Understanding The Nuance Of Unit Ownership
It’s important before you buy into a unit title development that you check all the rules, writes Annabel Sheppard, partner at Wynn Williams.
31 October 2022
Unit title ownership typically relates to high-rise commercial and residential buildings, but it can also apply to stand-alone houses which may or may not adjoin each other. Buying a unit title is the same as buying a house in that it has its own title. However, when you buy a unit title you become a member of a body corporate along with the owners of all the units within the unit title development.
As a unit title owner you get exclusive use to your unit/dwelling area together with the right, along with all the other members of the body corporate, to use the common property.
Together with the other members there will be maintenance and upkeep of the common property.
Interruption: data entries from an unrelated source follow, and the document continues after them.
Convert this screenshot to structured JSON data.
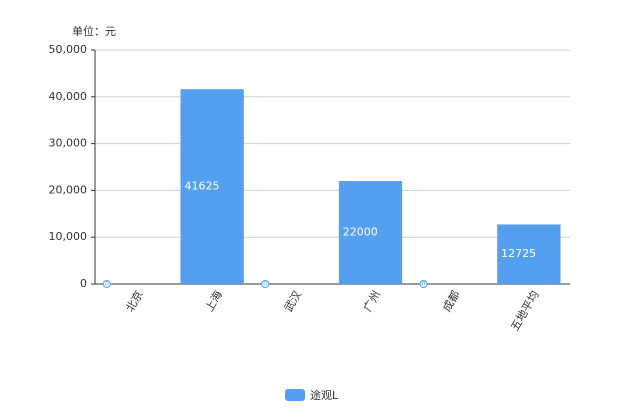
{
  "chart_data": {
    "type": "bar",
    "ylabel": "单位：元",
    "categories": [
      "北京",
      "上海",
      "武汉",
      "广州",
      "成都",
      "五地平均"
    ],
    "series": [
      {
        "name": "途观L",
        "color": "#559ff0",
        "values": [
          0,
          41625,
          0,
          22000,
          0,
          12725
        ]
      }
    ],
    "ylim": [
      0,
      50000
    ],
    "yticks": [
      0,
      {
        "value": 10000,
        "label": "10,000"
      },
      {
        "value": 20000,
        "label": "20,000"
      },
      {
        "value": 30000,
        "label": "30,000"
      },
      {
        "value": 40000,
        "label": "40,000"
      },
      {
        "value": 50000,
        "label": "50,000"
      }
    ],
    "grid": true,
    "legend": "bottom"
  }
}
As an entity, the body corporate is responsible for the management and upkeep of the common property and insurance premiums, along with other repair and maintenance obligations.
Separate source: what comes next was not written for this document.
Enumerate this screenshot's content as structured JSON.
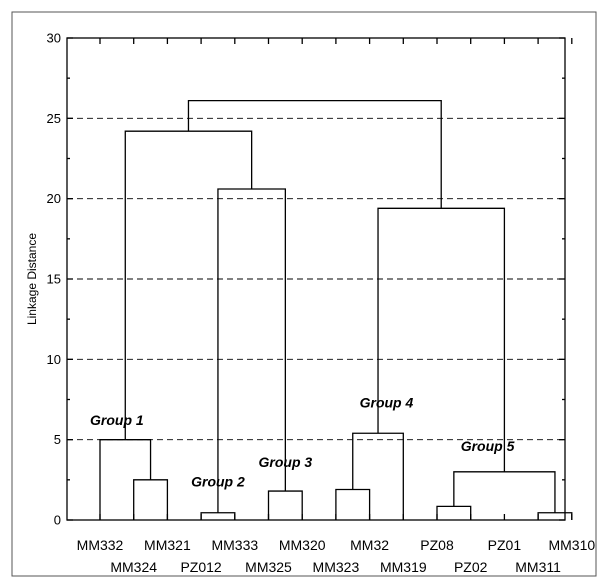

While the Unit Titles Act 2010 does contain rules around membership, each unit title development may have its own separate rules which override the default operational rules of the act. They may also be governed and operated in different ways.
It is important before you buy into a unit title development that you check the rules applicable to that particular development. Not only will these rules govern how you and the other owners use and enjoy your property, they will also govern the operation of the body corporate as an entity in its own right.
Invariably the rules will seem onerous. However, they can act in your favour and protect your investment. For example, other owners cannot make additions or alterations to their property without consulting you. However, these restrictions could also then apply to you.
Unlike buying a free-standing house with its own title, in a unit title scenario you will also be charged a body corporate levy in addition to your rates. The levy covers your share of the costs for maintaining the common property and your share of the insurance for the whole development. It is important to check whether the body corporate has a maintenance fund, a contingency fund or capital improvement fund. This will be a good indication of whether sufficient funds have been set aside for maintenance. It is important you clarify whether you’re required on an ongoing basis to make contributions towards such funds. This is particularly important with older developments to ensure you don’t get caught with potentially unbudgeted costs if major maintenance is required.
The body corporate is responsible for insuring all buildings and other improvements on the land. Due diligence is required to check the details of the insurance, not just in relation to your unit but the whole development. In the event of any damage, the proceeds of the insurance policy must be used for reinstatement unless there is a contrary unanimous resolution by all unit owners.
In the event of major damage it won’t be you dealing personally with the insurance company about your unit. Rather, it’s the body corporate as a whole that has to deal with the insurance company. The Christchurch earthquakes have shown that this does not necessarily equal smooth sailing when sorting out major damages. A lot of cooperation and coordination is required to reach resolution and that may take a very long time. Everyone has to agree when resolving insurance claims and dealing with repairs and you are not entitled to just ask for your share of the insurance proceeds as it is held collectively by the owners of all units that form the body corporate.
It’s also important to do due diligence on how the body corporate operates and what its governance structure is. Body corporates made up of only a few separate houses, in particular, may not be properly run and there may be no chair or person overseeing maintenance of the common property. Smaller developments are less likely to have a maintenance fund or funds set aside for future repairs, which can then potentially lead to unexpected expenses. Request a copy of the most recent financial accounts from the body corporate.
Before buying, you should:
- know the ongoing costs, especially in relation to your rates and levies and contribution to any extra maintenance/ capital funds
- carefully read the body corporate rules as they will vary between developments
- check how well organised and managed the body corporate is
- check adequacy of the insurance cover and maintenance fund.
Taking time to ensure you have the right information will ensure you avoid unwanted surprises.